Asked on:Apr 09, 2026 01:03 AM

Answers:1 Views:595
  • Terpsichore Terpsichore

    Apr 09, 2026

    For groups with needs for emotional first aid and crisis intervention, the formally operated psychological counseling hotline is useful, but its functions have clear boundaries and cannot solve all psychological distress, nor can it replace offline face-to-face long-term psychological counseling.

    I have been a public welfare hotline operator for almost three years. I took a call from a senior girl in high school in the middle of the night last week. I listened to her cry for more than four minutes, sobbing and saying that the second model was 30 points lower than the model test line. Her parents took turns scolding her when they came back from get off work. "It's worthless, why not stop reading." She stood by the balcony on the 12th floor and blew in the wind for almost ten minutes.

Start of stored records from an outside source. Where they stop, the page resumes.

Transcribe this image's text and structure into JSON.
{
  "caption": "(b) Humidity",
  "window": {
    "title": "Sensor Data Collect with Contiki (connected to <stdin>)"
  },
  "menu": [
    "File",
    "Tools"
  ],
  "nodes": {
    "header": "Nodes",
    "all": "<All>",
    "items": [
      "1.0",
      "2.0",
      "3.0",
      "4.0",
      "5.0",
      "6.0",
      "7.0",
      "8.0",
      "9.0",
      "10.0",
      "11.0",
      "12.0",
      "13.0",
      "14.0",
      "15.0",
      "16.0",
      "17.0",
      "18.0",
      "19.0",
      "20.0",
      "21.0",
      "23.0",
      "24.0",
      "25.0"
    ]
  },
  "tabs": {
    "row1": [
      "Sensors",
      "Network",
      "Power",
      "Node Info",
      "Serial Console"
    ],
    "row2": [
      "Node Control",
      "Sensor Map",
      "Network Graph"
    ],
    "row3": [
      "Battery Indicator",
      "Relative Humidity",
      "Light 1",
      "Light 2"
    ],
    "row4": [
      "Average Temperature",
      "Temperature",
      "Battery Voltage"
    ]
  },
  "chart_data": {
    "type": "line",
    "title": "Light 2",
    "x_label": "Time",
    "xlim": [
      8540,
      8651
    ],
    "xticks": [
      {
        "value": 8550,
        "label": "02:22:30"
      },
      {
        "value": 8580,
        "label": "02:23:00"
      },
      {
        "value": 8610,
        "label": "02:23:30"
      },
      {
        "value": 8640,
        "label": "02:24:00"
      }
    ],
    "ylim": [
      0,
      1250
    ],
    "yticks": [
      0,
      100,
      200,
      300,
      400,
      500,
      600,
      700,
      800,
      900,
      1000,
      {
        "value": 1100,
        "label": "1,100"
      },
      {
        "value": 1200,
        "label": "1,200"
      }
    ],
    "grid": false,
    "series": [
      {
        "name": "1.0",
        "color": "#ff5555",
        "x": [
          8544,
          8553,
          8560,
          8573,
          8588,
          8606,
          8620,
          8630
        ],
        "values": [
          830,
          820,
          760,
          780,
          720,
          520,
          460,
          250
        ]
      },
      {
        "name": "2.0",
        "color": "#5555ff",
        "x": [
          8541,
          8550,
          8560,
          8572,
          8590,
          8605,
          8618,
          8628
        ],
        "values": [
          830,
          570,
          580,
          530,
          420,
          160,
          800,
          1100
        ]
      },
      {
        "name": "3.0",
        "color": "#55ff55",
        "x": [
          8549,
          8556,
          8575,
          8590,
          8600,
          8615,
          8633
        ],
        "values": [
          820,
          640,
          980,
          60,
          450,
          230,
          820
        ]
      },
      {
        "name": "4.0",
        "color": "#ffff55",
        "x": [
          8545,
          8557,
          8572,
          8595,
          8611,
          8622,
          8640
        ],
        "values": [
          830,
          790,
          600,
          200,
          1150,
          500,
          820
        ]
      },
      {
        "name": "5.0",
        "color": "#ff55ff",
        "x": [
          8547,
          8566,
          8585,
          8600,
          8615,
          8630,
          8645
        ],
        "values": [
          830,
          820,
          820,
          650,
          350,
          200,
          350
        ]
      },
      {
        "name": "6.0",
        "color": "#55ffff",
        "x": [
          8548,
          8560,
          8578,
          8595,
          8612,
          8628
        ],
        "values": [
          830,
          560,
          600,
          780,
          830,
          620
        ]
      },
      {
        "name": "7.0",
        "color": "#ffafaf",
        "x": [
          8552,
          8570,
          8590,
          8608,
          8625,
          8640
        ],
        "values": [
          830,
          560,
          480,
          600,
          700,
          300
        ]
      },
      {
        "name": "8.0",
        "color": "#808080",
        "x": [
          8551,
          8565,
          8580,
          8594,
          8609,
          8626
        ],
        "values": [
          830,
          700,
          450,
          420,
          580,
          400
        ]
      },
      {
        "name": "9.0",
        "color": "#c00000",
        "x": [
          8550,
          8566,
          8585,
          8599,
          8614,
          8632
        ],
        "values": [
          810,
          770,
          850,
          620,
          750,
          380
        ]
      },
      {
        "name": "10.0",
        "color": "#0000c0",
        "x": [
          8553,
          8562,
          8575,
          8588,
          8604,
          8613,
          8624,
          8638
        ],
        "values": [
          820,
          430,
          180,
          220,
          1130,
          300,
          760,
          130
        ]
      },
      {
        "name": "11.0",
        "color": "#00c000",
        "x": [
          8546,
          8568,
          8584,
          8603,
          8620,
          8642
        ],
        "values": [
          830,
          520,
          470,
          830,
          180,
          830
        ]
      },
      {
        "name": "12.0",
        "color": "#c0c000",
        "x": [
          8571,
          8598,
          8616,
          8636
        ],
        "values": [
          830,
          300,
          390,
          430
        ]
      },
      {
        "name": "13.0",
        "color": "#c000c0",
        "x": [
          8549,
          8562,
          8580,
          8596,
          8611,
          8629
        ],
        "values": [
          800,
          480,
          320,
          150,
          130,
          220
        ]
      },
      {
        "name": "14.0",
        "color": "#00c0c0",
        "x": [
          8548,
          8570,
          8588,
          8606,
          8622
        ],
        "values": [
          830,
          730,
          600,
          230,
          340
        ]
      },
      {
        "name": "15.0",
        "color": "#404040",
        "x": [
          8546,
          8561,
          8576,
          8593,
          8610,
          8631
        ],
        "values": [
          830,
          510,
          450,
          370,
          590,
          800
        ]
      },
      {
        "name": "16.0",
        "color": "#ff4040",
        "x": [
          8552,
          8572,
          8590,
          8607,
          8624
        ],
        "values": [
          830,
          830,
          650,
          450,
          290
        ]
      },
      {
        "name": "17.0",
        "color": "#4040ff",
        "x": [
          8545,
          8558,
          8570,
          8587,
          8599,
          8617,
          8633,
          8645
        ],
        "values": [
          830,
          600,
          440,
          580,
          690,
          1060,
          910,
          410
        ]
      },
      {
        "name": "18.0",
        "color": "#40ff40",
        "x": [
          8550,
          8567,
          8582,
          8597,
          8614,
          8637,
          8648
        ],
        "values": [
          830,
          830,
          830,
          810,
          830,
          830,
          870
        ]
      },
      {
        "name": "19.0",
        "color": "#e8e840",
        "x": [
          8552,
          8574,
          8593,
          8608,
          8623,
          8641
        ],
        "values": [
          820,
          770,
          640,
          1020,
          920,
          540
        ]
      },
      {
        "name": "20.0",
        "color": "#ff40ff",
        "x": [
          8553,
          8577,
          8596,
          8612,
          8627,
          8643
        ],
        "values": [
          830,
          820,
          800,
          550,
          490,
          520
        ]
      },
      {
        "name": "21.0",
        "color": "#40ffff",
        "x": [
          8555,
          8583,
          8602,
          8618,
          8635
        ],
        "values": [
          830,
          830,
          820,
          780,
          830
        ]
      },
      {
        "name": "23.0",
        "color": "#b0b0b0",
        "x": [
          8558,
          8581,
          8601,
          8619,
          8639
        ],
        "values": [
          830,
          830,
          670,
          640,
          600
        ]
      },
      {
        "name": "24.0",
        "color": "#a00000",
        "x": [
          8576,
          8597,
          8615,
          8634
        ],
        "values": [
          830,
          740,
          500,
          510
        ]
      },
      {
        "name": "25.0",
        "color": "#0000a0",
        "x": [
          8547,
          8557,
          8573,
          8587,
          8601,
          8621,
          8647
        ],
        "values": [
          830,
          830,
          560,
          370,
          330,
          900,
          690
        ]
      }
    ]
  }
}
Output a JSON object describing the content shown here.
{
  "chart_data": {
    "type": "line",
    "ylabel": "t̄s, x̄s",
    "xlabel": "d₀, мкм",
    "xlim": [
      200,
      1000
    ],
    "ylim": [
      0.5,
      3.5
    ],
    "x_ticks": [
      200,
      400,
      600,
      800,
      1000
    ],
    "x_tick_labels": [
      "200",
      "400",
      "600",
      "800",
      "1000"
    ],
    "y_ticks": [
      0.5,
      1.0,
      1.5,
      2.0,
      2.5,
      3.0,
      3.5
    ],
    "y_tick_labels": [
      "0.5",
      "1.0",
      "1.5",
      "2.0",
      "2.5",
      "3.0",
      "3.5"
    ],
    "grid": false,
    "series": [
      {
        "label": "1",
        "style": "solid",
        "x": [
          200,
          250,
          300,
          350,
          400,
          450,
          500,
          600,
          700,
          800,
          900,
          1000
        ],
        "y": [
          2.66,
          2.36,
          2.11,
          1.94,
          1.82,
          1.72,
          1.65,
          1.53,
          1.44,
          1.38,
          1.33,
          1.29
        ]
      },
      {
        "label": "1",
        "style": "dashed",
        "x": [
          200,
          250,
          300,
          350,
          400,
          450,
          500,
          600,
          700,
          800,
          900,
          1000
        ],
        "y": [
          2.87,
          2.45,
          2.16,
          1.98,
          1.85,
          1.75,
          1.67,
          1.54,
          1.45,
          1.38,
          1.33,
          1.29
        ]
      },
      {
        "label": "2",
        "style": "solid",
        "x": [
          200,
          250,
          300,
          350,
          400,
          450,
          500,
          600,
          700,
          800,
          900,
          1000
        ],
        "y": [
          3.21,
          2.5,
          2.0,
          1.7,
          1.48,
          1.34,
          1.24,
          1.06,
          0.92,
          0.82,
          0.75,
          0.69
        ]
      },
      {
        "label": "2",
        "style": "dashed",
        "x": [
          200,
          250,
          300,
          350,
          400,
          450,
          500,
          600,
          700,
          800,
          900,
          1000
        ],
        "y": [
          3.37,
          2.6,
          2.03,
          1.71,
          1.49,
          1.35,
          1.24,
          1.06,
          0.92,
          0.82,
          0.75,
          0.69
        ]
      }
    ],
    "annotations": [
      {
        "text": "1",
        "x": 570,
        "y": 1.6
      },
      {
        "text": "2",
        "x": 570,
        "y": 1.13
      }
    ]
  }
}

She even raised her feet and thought about which one to step on first. She looked through her phone's address book and didn't know who to call. Finally, she searched for the number of the psychological hotline and dialed it. I didn't rush to persuade her. I first accompanied her to do three rounds of 478 breathing to stabilize her mood. After she calmed down, I slowly guided her to figure out what she wanted to do most at the moment. Finally, she took the initiative to go back to the room from the balcony, go to the refrigerator to get a box of ice milk to drink, and talked to the school's psychology teacher the next day. A week later, she called back to give feedback, saying that she had talked to her parents, and that she had adjusted well recently, and should be able to return to normal for the next mock test. For her, the hotline was the hand that pulled her back from the brink.

    But I often encounter people who say that the psychological counseling hotline is useless, and it is even better to complain to a friend. Mostly there are two situations. One is that the requester's expectations are beyond the capabilities of the hotline - I received a call from a man before who called me and asked me for a way to immediately change his cheating partner's mind. I said that I couldn't give you specific decision-making advice and could only help you sort out your current emotions. He hung up the phone on the spot and later wrote in the evaluation of the platform, "What a broken hotline, it's useless." In fact, it's like if you accidentally cut your hand. The first aid kit on the roadside can only help you stop bleeding, disinfect and provide emergency treatment. If you need stitches or follow-up anti-infection treatment, you will definitely have to go to the hospital to see a surgeon. The hotline is the psychological first aid kit. It cannot solve complex and long-term practical problems, and it cannot make any life decisions for you.

    Another situation is that some informal hotlines are not properly implemented. When a visitor came to me for long-distance consultation, she said that she had an emotional breakdown and called a privately operated hotline. The operator was only trained for less than a week. After hearing her experience, she opened her mouth and said, "You are just too pretentious. Does this matter?" She hung up the phone and cried all night, who was already in a depressive episode, and almost did something stupid. This kind of unprofessional wiring will not only fail to intervene, but will cause secondary harm to the person seeking help.

    Therefore, if you really need to call a psychological hotline, give priority to regular hotlines operated by local Jingwei centers and official public welfare organizations. Most of the operators have psychological counseling qualifications and have undergone systematic crisis intervention training, so they can provide more professional support.

    In the past few years of working as an operator, I have never dared to tell people "just call the hotline." It is more like a 24-hour convenience service booth on the roadside on winter nights. When you are shivering at night and can't find the direction, you can go in and drink a cup of hot water. Someone will sit with you for a while and help you point the way to the hospital or home. It cannot directly send you to your destination, but at least it can help you relieve the most uncomfortable energy at the moment and have the strength to move forward.